# Site East Midland/ Anglia



## zack (Jun 16, 2007)

Looking for a site not too far from Kings Lynn this weekend 20/22 Feb, preferably with hard standing. Plus would be a bonus not to be ripped off on paying for two dogs.one site quoted £5 each for dogs per night.Wouldnt mind if they were providing something special. Are sites getting greedier, or have costs risen dramatically.
Chris


----------



## 79144will (Sep 8, 2010)

Zack ,I think that site owners are using the dog thing as a way to make money out of owners,fewer people are using site in the winter ,so make the money up,I would leave the two at home /kennels,regards Bill


----------



## 4maddogs (May 4, 2010)

CC Sandringham?


----------



## Tezmcd (Aug 3, 2009)

If you fancy a really nice site then Eye Kettleby lakes near melton Mowbray may suit - not cheap but a cracking site - google it


----------



## H1-GBV (Feb 28, 2006)

Tezmcd said:


> If you fancy a really nice site then Eye Kettleby lakes near melton Mowbray may suit - not cheap but a cracking site - google it


Gosh  How close is close?

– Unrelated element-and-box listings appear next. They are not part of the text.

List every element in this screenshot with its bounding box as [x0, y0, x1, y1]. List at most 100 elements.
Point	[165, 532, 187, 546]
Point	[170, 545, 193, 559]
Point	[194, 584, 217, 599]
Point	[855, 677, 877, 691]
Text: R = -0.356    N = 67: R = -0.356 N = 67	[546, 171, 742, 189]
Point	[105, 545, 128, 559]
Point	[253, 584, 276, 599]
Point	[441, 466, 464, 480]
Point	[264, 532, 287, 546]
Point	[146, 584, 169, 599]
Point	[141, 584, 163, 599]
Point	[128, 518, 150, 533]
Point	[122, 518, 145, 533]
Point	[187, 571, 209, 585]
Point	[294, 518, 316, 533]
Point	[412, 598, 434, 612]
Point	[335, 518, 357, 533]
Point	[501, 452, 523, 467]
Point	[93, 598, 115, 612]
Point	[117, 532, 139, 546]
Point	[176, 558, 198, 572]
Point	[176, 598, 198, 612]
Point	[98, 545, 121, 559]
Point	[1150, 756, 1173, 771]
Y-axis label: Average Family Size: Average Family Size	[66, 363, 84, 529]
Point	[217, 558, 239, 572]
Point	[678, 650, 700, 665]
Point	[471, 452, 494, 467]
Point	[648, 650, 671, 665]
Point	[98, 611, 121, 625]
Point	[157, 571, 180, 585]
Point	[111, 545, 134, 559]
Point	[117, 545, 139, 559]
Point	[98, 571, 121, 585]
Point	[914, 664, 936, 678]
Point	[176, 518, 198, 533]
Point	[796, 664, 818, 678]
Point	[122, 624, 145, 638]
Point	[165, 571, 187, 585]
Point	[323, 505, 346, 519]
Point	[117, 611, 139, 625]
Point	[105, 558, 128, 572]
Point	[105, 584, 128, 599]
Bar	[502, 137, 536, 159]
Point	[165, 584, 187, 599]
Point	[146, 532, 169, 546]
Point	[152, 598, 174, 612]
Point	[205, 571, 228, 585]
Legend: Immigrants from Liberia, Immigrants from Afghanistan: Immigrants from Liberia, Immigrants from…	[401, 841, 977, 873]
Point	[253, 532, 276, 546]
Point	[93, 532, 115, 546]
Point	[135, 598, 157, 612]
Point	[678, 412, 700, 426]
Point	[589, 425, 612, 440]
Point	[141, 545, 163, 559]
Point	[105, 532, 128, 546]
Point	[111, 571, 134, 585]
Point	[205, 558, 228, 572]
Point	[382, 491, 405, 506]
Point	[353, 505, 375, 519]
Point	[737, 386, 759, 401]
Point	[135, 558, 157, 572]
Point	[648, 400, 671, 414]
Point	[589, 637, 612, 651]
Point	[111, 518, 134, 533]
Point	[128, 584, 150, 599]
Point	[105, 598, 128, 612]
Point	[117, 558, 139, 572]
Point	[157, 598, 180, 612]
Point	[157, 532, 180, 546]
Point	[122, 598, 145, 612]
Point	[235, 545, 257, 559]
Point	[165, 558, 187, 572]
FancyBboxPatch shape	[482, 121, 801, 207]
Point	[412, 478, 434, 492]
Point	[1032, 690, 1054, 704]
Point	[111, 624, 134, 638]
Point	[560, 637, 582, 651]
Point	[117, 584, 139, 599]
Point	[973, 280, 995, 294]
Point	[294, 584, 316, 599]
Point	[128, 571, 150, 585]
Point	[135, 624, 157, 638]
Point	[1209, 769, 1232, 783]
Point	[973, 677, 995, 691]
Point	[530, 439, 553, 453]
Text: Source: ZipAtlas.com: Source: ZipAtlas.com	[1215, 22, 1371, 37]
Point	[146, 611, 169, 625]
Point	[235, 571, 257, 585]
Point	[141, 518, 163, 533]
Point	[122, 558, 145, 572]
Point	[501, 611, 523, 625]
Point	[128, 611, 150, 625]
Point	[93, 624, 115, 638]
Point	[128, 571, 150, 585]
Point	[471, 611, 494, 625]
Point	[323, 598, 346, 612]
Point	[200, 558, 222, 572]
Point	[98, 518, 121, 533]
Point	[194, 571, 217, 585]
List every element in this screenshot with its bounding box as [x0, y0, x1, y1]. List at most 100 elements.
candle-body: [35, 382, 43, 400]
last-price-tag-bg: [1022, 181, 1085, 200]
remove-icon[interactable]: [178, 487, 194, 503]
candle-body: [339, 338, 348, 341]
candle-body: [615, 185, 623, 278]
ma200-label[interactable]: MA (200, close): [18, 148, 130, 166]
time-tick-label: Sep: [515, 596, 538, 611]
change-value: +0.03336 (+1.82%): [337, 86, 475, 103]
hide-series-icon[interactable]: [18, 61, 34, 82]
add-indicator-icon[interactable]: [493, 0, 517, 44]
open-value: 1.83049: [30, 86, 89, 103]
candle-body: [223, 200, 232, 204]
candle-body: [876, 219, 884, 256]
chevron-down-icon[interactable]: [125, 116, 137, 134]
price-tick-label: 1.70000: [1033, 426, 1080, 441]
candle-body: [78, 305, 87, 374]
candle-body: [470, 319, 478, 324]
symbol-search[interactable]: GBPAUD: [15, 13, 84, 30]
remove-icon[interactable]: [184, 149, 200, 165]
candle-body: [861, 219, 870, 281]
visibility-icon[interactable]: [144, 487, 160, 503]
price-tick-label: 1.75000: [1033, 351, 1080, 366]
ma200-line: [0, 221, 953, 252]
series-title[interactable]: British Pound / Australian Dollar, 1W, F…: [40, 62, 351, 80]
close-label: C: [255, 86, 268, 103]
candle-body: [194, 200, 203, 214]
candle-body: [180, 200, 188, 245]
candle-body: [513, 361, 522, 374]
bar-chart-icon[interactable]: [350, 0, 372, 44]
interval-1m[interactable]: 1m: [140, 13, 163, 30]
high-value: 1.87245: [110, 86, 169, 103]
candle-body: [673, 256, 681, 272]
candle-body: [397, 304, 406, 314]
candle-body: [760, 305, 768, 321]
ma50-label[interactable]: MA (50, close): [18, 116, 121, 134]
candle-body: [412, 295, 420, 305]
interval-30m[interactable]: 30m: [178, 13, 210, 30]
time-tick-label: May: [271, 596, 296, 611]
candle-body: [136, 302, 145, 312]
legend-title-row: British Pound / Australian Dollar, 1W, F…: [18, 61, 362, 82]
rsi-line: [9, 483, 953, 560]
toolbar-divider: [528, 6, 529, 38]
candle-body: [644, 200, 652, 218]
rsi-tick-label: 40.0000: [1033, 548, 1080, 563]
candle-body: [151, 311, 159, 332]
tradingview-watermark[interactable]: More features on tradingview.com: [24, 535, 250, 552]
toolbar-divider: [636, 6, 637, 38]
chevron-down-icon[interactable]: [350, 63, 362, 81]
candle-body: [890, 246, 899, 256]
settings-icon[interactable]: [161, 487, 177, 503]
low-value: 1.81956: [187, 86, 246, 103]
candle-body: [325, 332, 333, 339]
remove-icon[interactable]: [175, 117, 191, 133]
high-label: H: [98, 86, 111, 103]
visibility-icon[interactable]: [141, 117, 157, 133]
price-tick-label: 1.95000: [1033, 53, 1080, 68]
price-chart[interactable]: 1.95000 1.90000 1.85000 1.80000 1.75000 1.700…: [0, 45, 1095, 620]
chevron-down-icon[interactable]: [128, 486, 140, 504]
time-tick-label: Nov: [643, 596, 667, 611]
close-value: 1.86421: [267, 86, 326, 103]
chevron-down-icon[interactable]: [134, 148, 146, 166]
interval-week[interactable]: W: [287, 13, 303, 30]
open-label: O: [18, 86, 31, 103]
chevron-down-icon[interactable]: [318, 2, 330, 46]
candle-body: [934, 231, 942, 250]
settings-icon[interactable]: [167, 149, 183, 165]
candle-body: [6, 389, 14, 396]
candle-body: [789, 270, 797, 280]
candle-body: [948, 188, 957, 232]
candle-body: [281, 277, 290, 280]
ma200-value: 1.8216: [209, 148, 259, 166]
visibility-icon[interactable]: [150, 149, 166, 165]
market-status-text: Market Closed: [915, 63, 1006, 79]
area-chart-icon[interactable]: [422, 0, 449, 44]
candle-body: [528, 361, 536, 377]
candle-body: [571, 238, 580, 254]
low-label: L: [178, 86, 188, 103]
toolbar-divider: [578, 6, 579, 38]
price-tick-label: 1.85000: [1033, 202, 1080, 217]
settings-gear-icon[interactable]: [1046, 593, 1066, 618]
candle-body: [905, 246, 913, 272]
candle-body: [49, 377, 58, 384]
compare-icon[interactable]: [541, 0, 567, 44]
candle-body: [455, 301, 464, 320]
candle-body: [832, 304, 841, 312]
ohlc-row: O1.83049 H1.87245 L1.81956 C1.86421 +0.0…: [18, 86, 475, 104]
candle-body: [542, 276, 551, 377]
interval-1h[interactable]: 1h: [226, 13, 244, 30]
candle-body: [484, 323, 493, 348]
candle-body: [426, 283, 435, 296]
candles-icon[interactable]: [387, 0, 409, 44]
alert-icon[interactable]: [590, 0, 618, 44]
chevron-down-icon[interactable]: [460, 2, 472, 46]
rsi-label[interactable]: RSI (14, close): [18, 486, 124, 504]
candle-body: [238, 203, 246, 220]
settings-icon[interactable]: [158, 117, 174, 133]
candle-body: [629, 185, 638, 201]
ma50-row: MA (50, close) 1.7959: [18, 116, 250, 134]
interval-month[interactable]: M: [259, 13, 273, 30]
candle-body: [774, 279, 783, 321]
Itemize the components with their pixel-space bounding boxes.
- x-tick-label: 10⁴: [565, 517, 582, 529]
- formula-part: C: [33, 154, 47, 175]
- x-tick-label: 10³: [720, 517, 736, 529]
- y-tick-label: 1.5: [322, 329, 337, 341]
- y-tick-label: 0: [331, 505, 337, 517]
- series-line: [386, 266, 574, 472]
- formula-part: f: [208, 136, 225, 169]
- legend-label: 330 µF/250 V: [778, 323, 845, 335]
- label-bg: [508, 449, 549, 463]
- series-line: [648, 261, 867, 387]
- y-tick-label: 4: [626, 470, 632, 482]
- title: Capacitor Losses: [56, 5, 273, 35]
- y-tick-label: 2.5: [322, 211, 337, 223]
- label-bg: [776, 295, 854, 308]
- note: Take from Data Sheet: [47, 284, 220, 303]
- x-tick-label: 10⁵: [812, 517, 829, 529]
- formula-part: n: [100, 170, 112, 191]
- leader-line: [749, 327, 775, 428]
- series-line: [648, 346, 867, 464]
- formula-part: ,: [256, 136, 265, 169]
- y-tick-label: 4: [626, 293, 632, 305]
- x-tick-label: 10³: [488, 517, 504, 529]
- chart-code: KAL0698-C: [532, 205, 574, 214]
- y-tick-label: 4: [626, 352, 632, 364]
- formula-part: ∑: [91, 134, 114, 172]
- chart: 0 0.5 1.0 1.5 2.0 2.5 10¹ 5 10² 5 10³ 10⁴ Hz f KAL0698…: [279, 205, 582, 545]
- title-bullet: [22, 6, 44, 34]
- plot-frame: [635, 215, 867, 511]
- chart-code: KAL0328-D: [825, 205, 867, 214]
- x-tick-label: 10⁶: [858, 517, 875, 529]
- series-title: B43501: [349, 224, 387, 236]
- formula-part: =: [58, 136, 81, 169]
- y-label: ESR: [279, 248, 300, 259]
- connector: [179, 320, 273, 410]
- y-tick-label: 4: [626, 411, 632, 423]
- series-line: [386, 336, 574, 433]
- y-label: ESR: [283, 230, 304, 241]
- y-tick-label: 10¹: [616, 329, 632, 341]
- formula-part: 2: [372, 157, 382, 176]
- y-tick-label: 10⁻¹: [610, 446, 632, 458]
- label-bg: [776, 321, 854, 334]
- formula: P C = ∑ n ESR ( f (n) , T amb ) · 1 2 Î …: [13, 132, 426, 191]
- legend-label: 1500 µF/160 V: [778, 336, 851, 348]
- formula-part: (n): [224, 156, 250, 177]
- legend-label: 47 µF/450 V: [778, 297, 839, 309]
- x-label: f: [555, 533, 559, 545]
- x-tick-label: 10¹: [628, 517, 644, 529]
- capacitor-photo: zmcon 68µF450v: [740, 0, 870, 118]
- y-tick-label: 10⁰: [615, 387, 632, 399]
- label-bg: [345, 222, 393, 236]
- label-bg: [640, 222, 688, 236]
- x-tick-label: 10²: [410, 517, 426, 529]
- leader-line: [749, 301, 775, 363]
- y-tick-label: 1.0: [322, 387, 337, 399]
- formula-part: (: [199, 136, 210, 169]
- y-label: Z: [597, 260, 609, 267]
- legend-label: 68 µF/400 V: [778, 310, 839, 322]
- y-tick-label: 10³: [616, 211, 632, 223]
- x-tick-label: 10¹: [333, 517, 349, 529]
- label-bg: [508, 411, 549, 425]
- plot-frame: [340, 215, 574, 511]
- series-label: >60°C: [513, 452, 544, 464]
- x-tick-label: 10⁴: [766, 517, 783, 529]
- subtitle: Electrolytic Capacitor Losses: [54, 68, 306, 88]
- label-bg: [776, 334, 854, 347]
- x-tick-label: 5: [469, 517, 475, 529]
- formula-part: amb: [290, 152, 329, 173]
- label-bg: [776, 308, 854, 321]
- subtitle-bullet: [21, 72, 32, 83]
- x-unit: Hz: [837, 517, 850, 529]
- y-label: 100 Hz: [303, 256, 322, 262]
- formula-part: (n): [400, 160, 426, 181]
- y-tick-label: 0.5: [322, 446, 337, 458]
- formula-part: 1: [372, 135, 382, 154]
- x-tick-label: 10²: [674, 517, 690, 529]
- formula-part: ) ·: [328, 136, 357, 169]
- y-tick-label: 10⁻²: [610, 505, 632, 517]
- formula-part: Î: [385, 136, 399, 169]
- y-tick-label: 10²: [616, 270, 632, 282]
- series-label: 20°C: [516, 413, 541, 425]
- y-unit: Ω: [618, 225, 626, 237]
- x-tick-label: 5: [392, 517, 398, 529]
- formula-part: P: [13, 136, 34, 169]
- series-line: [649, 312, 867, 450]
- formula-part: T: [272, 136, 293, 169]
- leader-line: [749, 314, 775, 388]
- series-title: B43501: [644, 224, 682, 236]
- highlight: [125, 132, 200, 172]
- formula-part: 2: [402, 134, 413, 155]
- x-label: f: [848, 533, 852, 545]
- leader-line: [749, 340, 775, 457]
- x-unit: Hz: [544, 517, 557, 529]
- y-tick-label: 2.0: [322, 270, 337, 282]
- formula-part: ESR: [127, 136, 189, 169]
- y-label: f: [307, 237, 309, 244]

I think it is approx 70 miles between King's Lynn and Melton Mowbray.


----------



## dhutchy (Feb 7, 2010)

Kings Lynn caravan and camping park PE33 0QR


----------



## Tezmcd (Aug 3, 2009)

H1-GBV said:


> Tezmcd said:
> 
> 
> > If you fancy a really nice site then Eye Kettleby lakes near melton Mowbray may suit - not cheap but a cracking site - google it
> ...


Serves me right for not reading the end destination just the East Midlands bit

.............besides 70 miles is only half an hour in a Ferrari!


----------